В этот момент собеседники как раз дошли до калитки дома, в котором жил Валентин, и он протянул Бэзилу руку. Ум его колебался под напором доводов, но дух оставался тверд. Философия Хоу основывалась на остром и неугомонном чувстве, давшем начало христианству, социализму и много чему еще: милости к обиженным, отчаянном стремлении защитить простодушных, безымянных, пугливо сгрудившихся. Это чувство, волной поднимавшееся в его сердце, разбивалось о наивные построения Валентина, как о высокую, холодную и блестящую башню из слоновой кости.
– Что ж, прощай, – сказал Хоу, пожимая ему руку. – Мне пора метать мой бисер, надо опошлить пару высоких тем для завтрашнего номера. Доброй ночи! – и он поспешно растворился во мраке.
А мысли Валентина, стоило ему миновать калитку, устремились, подобно выпущенной на волю птице, к их привычному предмету, и Хоу с его проповедями был тут же забыт.
Глава 8
Эдемский сад
Ранним утром, не успела роса сойти с залитых солнцем лужайки и кустов подле дома семейства Амьен, смуглолицый молодой человек с ястребиным профилем поспешно устремился по траве туда, где у самого входа в заросшую шиповником аллею стояла, чуть дрожа от беспокойного возбуждения, девушка с рыжими локонами.
– Они в саду? – спросил Хоу, приблизившись.

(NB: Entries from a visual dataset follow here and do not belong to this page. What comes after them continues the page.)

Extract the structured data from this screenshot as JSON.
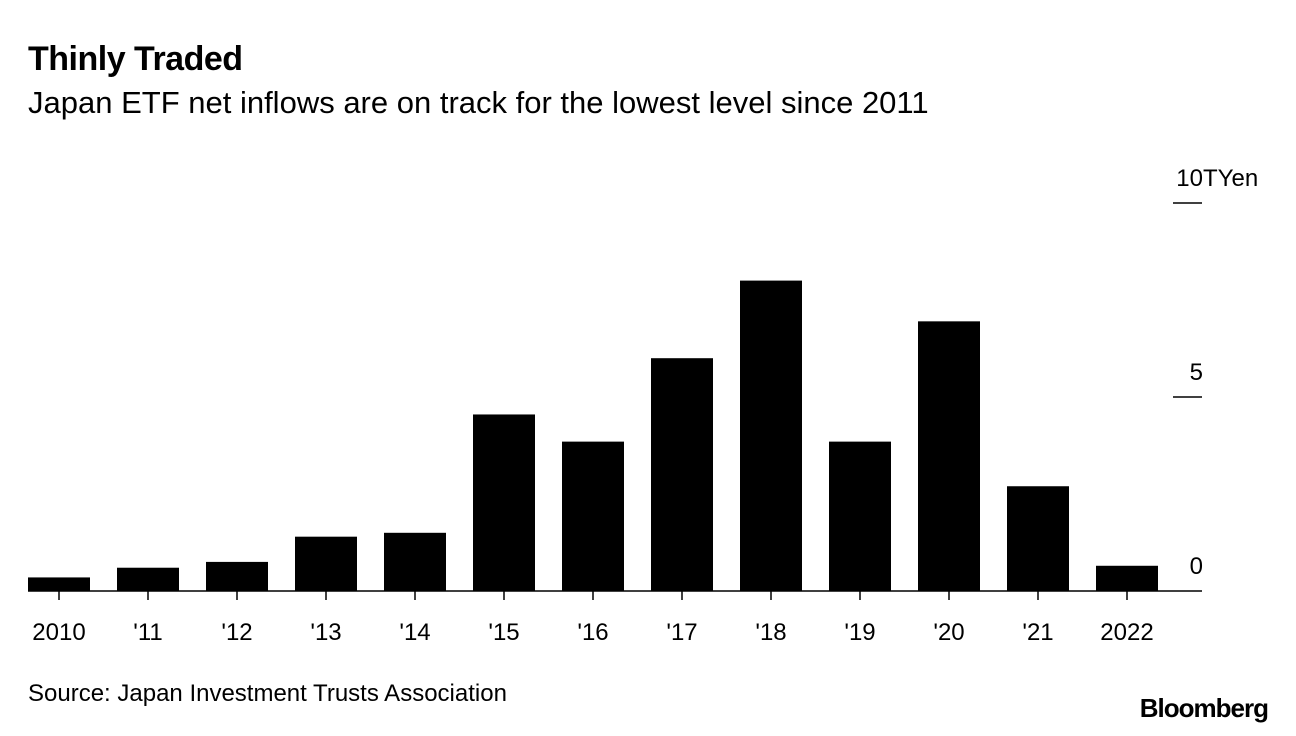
{
  "chart_data": {
    "type": "bar",
    "title": "Thinly Traded",
    "subtitle": "Japan ETF net inflows are on track for the lowest level since 2011",
    "categories": [
      "2010",
      "'11",
      "'12",
      "'13",
      "'14",
      "'15",
      "'16",
      "'17",
      "'18",
      "'19",
      "'20",
      "'21",
      "2022"
    ],
    "values": [
      0.35,
      0.6,
      0.75,
      1.4,
      1.5,
      4.55,
      3.85,
      6.0,
      8.0,
      3.85,
      6.95,
      2.7,
      0.65
    ],
    "ylim": [
      0,
      10
    ],
    "yticks": [
      0,
      5,
      10
    ],
    "ytick_labels": [
      "0",
      "5",
      "10"
    ],
    "yunit": "TYen",
    "xlabel": "",
    "ylabel": "",
    "grid": false,
    "axis_side": "right",
    "bar_color": "#000000"
  },
  "source": "Source: Japan Investment Trusts Association",
  "brand": "Bloomberg"
}
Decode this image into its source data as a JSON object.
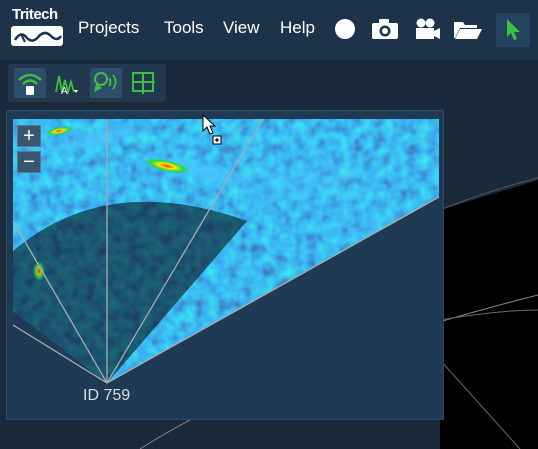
{
  "app": {
    "logo_text": "Tritech"
  },
  "menu": {
    "items": [
      {
        "label": "Projects"
      },
      {
        "label": "Tools"
      },
      {
        "label": "View"
      },
      {
        "label": "Help"
      }
    ]
  },
  "toolbar": {
    "icons": [
      "record-circle-icon",
      "camera-icon",
      "video-camera-icon",
      "folder-open-icon",
      "pointer-arrow-icon"
    ],
    "active_color": "#3fbf3f"
  },
  "subtoolbar": {
    "icons": [
      "wifi-signal-icon",
      "amplitude-wave-icon",
      "sonar-ping-icon",
      "grid-layout-icon"
    ],
    "icon_letter": "A"
  },
  "sonar": {
    "zoom_in_label": "+",
    "zoom_out_label": "−",
    "id_label": "ID 759"
  },
  "colors": {
    "menubar": "#1c3349",
    "accent_green": "#3fbf3f",
    "panel": "#1e3a54"
  }
}
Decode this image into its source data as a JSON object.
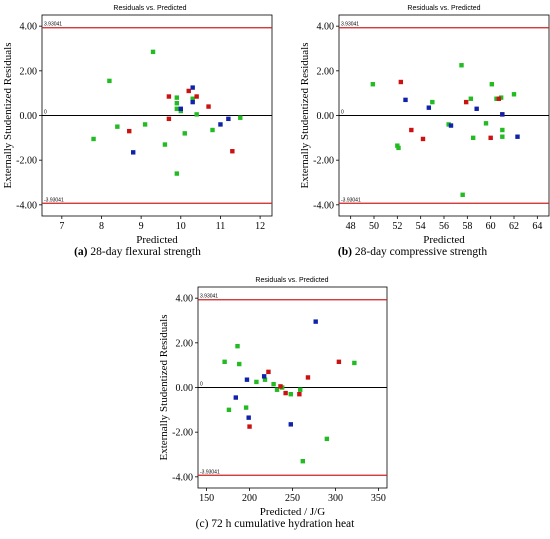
{
  "captions": [
    {
      "letter": "(a)",
      "text": " 28-day flexural strength"
    },
    {
      "letter": "(b)",
      "text": " 28-day compressive strength"
    },
    {
      "letter": "(c)",
      "text": " 72 h cumulative hydration heat"
    }
  ],
  "colors": {
    "green": "#22bb22",
    "red": "#cc1111",
    "blue": "#1122aa",
    "limit": "#cc2222",
    "zero": "#000000"
  },
  "chart_data": [
    {
      "type": "scatter",
      "title": "Residuals vs. Predicted",
      "xlabel": "Predicted",
      "ylabel": "Externally Studentized Residuals",
      "xlim": [
        6.5,
        12.3
      ],
      "ylim": [
        -4.5,
        4.5
      ],
      "xticks": [
        7,
        8,
        9,
        10,
        11,
        12
      ],
      "xtick_labels": [
        "7",
        "8",
        "9",
        "10",
        "11",
        "12"
      ],
      "yticks": [
        -4,
        -2,
        0,
        2,
        4
      ],
      "ytick_labels": [
        "-4.00",
        "-2.00",
        "0.00",
        "2.00",
        "4.00"
      ],
      "reference_lines": [
        {
          "y": 3.93041,
          "label": "3.93041",
          "color": "red"
        },
        {
          "y": 0,
          "label": "0",
          "color": "black"
        },
        {
          "y": -3.93041,
          "label": "-3.93041",
          "color": "red"
        }
      ],
      "series": [
        {
          "color": "green",
          "points": [
            [
              7.8,
              -1.05
            ],
            [
              8.2,
              1.55
            ],
            [
              8.4,
              -0.5
            ],
            [
              9.1,
              -0.4
            ],
            [
              9.3,
              2.85
            ],
            [
              9.6,
              -1.3
            ],
            [
              9.9,
              0.8
            ],
            [
              9.9,
              0.55
            ],
            [
              9.9,
              0.3
            ],
            [
              9.9,
              -2.6
            ],
            [
              10.0,
              0.2
            ],
            [
              10.1,
              -0.8
            ],
            [
              10.3,
              0.75
            ],
            [
              10.4,
              0.05
            ],
            [
              10.8,
              -0.65
            ],
            [
              11.5,
              -0.1
            ]
          ]
        },
        {
          "color": "red",
          "points": [
            [
              8.7,
              -0.7
            ],
            [
              9.7,
              0.85
            ],
            [
              9.7,
              -0.15
            ],
            [
              10.2,
              1.1
            ],
            [
              10.4,
              0.85
            ],
            [
              10.7,
              0.4
            ],
            [
              11.3,
              -1.6
            ]
          ]
        },
        {
          "color": "blue",
          "points": [
            [
              8.8,
              -1.65
            ],
            [
              10.0,
              0.3
            ],
            [
              10.3,
              1.25
            ],
            [
              10.3,
              0.6
            ],
            [
              11.0,
              -0.4
            ],
            [
              11.2,
              -0.15
            ]
          ]
        }
      ]
    },
    {
      "type": "scatter",
      "title": "Residuals vs. Predicted",
      "xlabel": "Predicted",
      "ylabel": "Externally Studentized Residuals",
      "xlim": [
        47,
        65
      ],
      "ylim": [
        -4.5,
        4.5
      ],
      "xticks": [
        48,
        50,
        52,
        54,
        56,
        58,
        60,
        62,
        64
      ],
      "xtick_labels": [
        "48",
        "50",
        "52",
        "54",
        "56",
        "58",
        "60",
        "62",
        "64"
      ],
      "yticks": [
        -4,
        -2,
        0,
        2,
        4
      ],
      "ytick_labels": [
        "-4.00",
        "-2.00",
        "0.00",
        "2.00",
        "4.00"
      ],
      "reference_lines": [
        {
          "y": 3.93041,
          "label": "3.93041",
          "color": "red"
        },
        {
          "y": 0,
          "label": "0",
          "color": "black"
        },
        {
          "y": -3.93041,
          "label": "-3.93041",
          "color": "red"
        }
      ],
      "series": [
        {
          "color": "green",
          "points": [
            [
              49.9,
              1.4
            ],
            [
              52.0,
              -1.35
            ],
            [
              52.1,
              -1.45
            ],
            [
              55.0,
              0.6
            ],
            [
              56.4,
              -0.4
            ],
            [
              57.5,
              2.25
            ],
            [
              57.6,
              -3.55
            ],
            [
              58.3,
              0.75
            ],
            [
              58.5,
              -1.0
            ],
            [
              59.6,
              -0.35
            ],
            [
              60.1,
              1.4
            ],
            [
              60.9,
              0.8
            ],
            [
              61.0,
              -0.65
            ],
            [
              61.0,
              -0.95
            ],
            [
              62.0,
              0.95
            ],
            [
              60.5,
              0.75
            ]
          ]
        },
        {
          "color": "red",
          "points": [
            [
              52.3,
              1.5
            ],
            [
              53.2,
              -0.65
            ],
            [
              54.2,
              -1.05
            ],
            [
              57.9,
              0.6
            ],
            [
              60.0,
              -1.0
            ],
            [
              60.7,
              0.75
            ],
            [
              61.0,
              0.05
            ]
          ]
        },
        {
          "color": "blue",
          "points": [
            [
              52.7,
              0.7
            ],
            [
              54.7,
              0.35
            ],
            [
              56.6,
              -0.45
            ],
            [
              58.8,
              0.3
            ],
            [
              61.0,
              0.05
            ],
            [
              62.3,
              -0.95
            ]
          ]
        }
      ]
    },
    {
      "type": "scatter",
      "title": "Residuals vs. Predicted",
      "xlabel": "Predicted / J/G",
      "ylabel": "Externally Studentized Residuals",
      "xlim": [
        140,
        360
      ],
      "ylim": [
        -4.5,
        4.5
      ],
      "xticks": [
        150,
        200,
        250,
        300,
        350
      ],
      "xtick_labels": [
        "150",
        "200",
        "250",
        "300",
        "350"
      ],
      "yticks": [
        -4,
        -2,
        0,
        2,
        4
      ],
      "ytick_labels": [
        "-4.00",
        "-2.00",
        "0.00",
        "2.00",
        "4.00"
      ],
      "reference_lines": [
        {
          "y": 3.93041,
          "label": "3.93041",
          "color": "red"
        },
        {
          "y": 0,
          "label": "0",
          "color": "black"
        },
        {
          "y": -3.93041,
          "label": "-3.93041",
          "color": "red"
        }
      ],
      "series": [
        {
          "color": "green",
          "points": [
            [
              171,
              1.15
            ],
            [
              176,
              -1.0
            ],
            [
              186,
              1.85
            ],
            [
              188,
              1.05
            ],
            [
              196,
              -0.9
            ],
            [
              208,
              0.25
            ],
            [
              218,
              0.35
            ],
            [
              228,
              0.15
            ],
            [
              232,
              -0.1
            ],
            [
              238,
              0.0
            ],
            [
              248,
              -0.3
            ],
            [
              259,
              -0.1
            ],
            [
              262,
              -3.3
            ],
            [
              290,
              -2.3
            ],
            [
              322,
              1.1
            ]
          ]
        },
        {
          "color": "red",
          "points": [
            [
              200,
              -1.75
            ],
            [
              222,
              0.7
            ],
            [
              236,
              0.05
            ],
            [
              242,
              -0.25
            ],
            [
              258,
              -0.3
            ],
            [
              268,
              0.45
            ],
            [
              304,
              1.15
            ]
          ]
        },
        {
          "color": "blue",
          "points": [
            [
              184,
              -0.45
            ],
            [
              197,
              0.35
            ],
            [
              199,
              -1.35
            ],
            [
              217,
              0.5
            ],
            [
              248,
              -1.65
            ],
            [
              277,
              2.95
            ]
          ]
        }
      ]
    }
  ]
}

Гертруда кивнула, едва удержавшись от смеха, и добавила:
– Мы можем войти. Они будут кружить по тропинкам, не замечая ничего вокруг.
– Будь по-вашему, – ответил Хоу. – Я буду прогуливаться вместе с вами, следуя за ними по пятам, как Мефистофель за Фаустом и Маргаритой. Вы заслуживаете лучшей доли, чем Марта[25], но я постараюсь справиться со своей ролью как можно добросовестнее.
В эту минуту своим длинным худым лицом и насмешливым выговором он и впрямь очень напоминал Мефистофеля.
Между тем в глубине сада в окружении зарослей кустарника стояла другая пара. Девушка была полнее и царственнее, а молодой человек – худощавее и изнеженней.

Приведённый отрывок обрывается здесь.